I'm not a disgruntled person crack-potting here. This is a complaint of many highly regarded people who spend considerable time studying and critiquing these disciplines. Camille Paglia comes to mind.

1 comments

Paglia mostly seems to argue that the current state of the field is too abstract, which strikes me as being similar to Computer Scientists complaining about the lack of focus on electrical engineering. She also seems to spend a lot of time and words just calling people smug.

I'm not really up on the literature, but I don't see an inherent problem in focusing on abstract and high level ideas. I'm also not sure that biology offers much insight into the way society constructs gender roles. Even Paglia who you cite only seems to use biology to describe a theory for the underlying causes of sexual coercion.

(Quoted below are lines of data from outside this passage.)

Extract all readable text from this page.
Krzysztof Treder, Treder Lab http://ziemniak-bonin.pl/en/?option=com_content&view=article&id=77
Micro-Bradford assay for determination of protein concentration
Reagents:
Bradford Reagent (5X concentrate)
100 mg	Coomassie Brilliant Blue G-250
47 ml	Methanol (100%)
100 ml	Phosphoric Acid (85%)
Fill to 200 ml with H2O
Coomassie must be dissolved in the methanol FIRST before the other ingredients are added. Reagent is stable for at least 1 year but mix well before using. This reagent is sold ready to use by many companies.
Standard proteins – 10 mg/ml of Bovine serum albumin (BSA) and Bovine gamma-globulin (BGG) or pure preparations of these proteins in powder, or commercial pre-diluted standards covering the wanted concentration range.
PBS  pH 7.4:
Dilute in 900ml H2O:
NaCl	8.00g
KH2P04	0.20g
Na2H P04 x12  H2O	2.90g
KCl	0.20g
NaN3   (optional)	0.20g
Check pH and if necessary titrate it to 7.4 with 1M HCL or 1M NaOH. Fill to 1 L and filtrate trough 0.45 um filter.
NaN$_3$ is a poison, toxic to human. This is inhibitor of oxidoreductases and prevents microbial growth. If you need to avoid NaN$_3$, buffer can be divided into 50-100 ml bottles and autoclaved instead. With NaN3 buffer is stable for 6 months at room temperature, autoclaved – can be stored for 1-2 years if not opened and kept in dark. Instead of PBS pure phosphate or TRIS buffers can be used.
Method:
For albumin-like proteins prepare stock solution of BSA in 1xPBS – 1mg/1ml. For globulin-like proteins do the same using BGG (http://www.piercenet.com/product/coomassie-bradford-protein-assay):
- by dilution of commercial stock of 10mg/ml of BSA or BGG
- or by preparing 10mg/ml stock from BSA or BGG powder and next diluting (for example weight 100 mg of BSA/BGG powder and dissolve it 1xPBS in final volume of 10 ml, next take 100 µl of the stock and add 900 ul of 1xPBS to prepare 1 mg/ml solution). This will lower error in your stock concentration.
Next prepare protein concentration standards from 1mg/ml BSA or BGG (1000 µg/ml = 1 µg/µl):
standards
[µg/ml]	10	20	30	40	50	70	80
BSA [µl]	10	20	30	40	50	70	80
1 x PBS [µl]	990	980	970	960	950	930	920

I suggest you pick up and read "Galileo's Middle Finger" [1] by Alice Dreger. In short it points to hypocrisy when dogma and science collide. When your worldview is shattered by actual science and how we can be better people by not politicizing science only when convenient.

NYMag had a decent review too. [2]

[1] https://www.amazon.com/Galileos-Middle-Finger-Heretics-Activ...

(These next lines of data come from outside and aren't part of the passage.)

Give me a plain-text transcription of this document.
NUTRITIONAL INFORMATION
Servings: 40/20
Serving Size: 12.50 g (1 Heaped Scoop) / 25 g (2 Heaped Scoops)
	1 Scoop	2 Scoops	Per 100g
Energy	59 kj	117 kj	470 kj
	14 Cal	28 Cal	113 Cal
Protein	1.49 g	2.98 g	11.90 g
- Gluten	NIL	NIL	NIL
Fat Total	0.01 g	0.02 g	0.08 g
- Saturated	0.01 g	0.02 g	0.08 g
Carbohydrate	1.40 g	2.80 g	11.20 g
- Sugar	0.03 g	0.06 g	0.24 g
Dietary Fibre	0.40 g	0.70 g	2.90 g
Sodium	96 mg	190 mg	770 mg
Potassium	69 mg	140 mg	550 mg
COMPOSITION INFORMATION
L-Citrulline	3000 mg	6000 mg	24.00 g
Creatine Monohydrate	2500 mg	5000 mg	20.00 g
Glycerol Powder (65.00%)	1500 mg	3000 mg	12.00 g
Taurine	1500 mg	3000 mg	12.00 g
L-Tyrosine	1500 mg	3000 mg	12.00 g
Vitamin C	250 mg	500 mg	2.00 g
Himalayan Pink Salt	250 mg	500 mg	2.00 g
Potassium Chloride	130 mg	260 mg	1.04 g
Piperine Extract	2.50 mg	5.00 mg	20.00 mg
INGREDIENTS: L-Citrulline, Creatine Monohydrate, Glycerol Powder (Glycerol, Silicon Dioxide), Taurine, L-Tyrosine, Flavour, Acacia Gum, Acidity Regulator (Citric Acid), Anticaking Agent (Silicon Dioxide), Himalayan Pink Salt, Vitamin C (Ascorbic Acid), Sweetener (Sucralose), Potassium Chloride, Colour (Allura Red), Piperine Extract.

[2] http://nymag.com/scienceofus/2015/12/when-liberals-attack-so...

I'm familiar with the premise, and don't disagree. I'm just of the opinion that for a social science to ignore biology is probably fine at a certain level of abstraction. I'm not arguing anything else at all.

Again, this is a bit outside of the areas in social science in which I regularly read. So if a particular set of dogmatic ideas run counter to our best scientific understanding, then those ideas deserve criticism. I think we agree on that.

I'm not an expert in these topics either. So I'd agree if used responsibly there's certainly room to abstract something away. So long as the sophisticated theory it is derived from and simplifies does not. And that's my problem.

My only point in my original comment was that the deliberate rejection of empiricism isn't reserved just for the dogma of the rightwing in the USA. The leftwing is just as guilty. And this concerns me a lot.

Seriously, if you find time read the book I recommended. Or at least the NYTimes or NYMag's review of it.

Yeah, I read the review a while back actually. While I agree that science denialism isn't the sole domain of the American right, it is think more broadly embraced in right of center political circles, and I believe the most visible public science deniers in the US are part of the political right. I don't think that's anything inherent in the political ideology per se, but a result recent historical accident, the "southern strategy", and the embrace by the American right of evangelical voters.

That said, the left has anti-vaccine nuts so no political leaning is immune.